Seharusnya tidak aneh jika aku dibawa pergi pada hari itu.

Mengapa?

Orang yang bisa menjawab pertanyaan itu muncul. Sejak tadi aku merasakan kehadirannya. Karena ia melepas sepatu dengan baik, jadi tidak ada masalah.

Shimafuji muncul di apartemenku.

“Ini hanya monologku. Bukan untukmu.”

“Pomekichi, dia adalah Shimafuji. Shimafuji, ini Pomekichi. Ayo saling berkenalan.”

“...Hmph, aku Shimafuji.”

“Hmm, tidak masalah, kamu bisa melanjutkan.”

“Hiratsuka Sumire mencoba bernegosiasi dengan Eri. Dia meminta agar kamu diizinkan tetap di sekolah sampai lulus sebagai imbalan atas bakatnya.”

“...Hiratsuka?
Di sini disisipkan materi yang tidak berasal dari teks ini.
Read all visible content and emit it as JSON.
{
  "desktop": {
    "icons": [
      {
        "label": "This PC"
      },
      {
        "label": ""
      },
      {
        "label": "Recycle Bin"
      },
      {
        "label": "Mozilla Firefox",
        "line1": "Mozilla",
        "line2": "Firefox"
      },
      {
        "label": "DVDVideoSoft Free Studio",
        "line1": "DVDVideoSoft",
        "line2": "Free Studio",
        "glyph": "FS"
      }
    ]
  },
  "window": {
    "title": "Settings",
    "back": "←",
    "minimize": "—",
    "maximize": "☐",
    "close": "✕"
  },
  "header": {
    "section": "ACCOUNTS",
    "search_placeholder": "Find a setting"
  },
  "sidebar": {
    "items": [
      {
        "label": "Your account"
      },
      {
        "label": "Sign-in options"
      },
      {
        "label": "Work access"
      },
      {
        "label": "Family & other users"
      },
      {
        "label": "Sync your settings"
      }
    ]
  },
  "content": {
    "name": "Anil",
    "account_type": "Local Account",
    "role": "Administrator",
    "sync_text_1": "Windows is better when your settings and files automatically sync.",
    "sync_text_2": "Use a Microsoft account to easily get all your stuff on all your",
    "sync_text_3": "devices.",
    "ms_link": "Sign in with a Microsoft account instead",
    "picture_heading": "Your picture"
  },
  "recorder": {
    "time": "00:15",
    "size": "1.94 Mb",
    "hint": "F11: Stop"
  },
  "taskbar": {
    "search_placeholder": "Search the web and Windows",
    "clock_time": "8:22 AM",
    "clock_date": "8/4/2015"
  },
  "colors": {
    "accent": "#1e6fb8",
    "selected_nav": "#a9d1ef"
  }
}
Kenapa?”

“Itu bukan urusanku. Namun, kesimpulan yang diambil adalah bahwa bakat Hiratsuka hanya cukup sampai festival olahraga. Dia tampak puas dengan itu. Kenapa?

“Tunggu, Hiratsuka pergi ke mana? Dia adalah orang biasa. Dia hanya pelajar biasa.”

“Mungkin di sekolah dasar di Enoshima. Lagipula ada sekolah SMA yang terafiliasi di sana. Hmph, ada juga yang datang ke sisi sini. Bagaimanapun, aku hanya sedang berbicara dengan diriku sendiri.... dan aku hanya kebetulan ada di apartemenmu.”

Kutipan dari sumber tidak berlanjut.